The amendments also reflect the court’s finding that consideration of a report is a judicial process.
The amendments are framed to commence from the day of their tabling in the Legislative Assembly, to immediately remove potential legal doubt about this issue.
“Inquiries into convictions are a special process, designed to provide an avenue for review only in the most limited and exceptional matters,” Mr Corbell said.
“The ACT provides an avenue for looking at criminal convictions even when there is no other legal right of appeal. These amendments will support the ACT’s process for these matters.”
Section 431 of the Crimes Act 1900, introduced in 2001, contains limitations on the ability of the court to hear submissions at certain stages in the inquiry process and states the process is not judicial.
The Supreme Court recently considered the application of section 431 of the Crimes Act during its consideration of the inquiry report into David Eastman’s conviction.
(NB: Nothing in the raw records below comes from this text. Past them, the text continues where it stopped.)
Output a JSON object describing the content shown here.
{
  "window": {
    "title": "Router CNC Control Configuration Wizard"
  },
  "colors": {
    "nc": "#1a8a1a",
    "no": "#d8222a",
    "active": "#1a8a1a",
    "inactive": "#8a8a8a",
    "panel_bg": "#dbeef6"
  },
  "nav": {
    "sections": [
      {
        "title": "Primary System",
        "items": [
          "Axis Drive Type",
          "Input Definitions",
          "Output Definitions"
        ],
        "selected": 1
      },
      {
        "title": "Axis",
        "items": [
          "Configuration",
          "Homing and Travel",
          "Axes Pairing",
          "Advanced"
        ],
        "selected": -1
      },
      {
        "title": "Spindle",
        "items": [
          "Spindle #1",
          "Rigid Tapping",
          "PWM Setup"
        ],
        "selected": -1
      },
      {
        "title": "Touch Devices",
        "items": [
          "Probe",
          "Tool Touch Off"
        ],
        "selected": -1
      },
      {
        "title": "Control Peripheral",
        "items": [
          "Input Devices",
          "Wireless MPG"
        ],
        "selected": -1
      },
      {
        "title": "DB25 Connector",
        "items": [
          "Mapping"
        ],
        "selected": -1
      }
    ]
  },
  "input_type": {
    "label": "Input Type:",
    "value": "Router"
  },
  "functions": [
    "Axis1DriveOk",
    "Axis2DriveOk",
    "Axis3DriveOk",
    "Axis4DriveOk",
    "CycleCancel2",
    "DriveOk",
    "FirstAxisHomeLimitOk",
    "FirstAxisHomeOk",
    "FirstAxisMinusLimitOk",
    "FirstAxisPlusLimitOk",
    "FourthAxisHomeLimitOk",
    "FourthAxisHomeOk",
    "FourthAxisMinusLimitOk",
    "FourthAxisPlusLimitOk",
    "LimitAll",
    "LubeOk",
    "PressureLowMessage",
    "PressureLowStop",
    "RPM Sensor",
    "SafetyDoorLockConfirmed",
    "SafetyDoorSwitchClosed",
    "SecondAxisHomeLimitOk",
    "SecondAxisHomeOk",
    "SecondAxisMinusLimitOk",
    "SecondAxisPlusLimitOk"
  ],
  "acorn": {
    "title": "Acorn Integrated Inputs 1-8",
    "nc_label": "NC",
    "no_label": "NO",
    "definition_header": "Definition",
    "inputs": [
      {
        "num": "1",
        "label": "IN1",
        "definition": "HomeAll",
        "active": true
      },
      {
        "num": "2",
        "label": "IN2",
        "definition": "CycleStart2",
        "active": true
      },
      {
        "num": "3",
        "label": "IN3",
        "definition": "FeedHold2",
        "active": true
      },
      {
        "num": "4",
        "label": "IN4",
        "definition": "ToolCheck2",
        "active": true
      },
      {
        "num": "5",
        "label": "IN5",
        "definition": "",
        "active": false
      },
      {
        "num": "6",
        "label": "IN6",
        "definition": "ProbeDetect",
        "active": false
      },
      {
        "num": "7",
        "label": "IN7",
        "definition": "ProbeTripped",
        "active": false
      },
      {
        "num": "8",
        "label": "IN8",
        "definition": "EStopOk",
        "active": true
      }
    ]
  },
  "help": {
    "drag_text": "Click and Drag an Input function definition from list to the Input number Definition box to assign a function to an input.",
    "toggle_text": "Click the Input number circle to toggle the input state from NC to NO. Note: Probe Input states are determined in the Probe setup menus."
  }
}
“This minor amendment supports the Supreme Court’s process of responding to an inquiry report,” Mr Corbell said.
“Repealing section 431 of the Crime Act will ensure that the current proceedings continue to operate as they have to date, and will prevent confusion about the legislation from interfering with the Supreme Court’s independent consideration of an inquiry report.”
One looks forward to seeing what the High Court makes of these ex post facto manoeuvrings.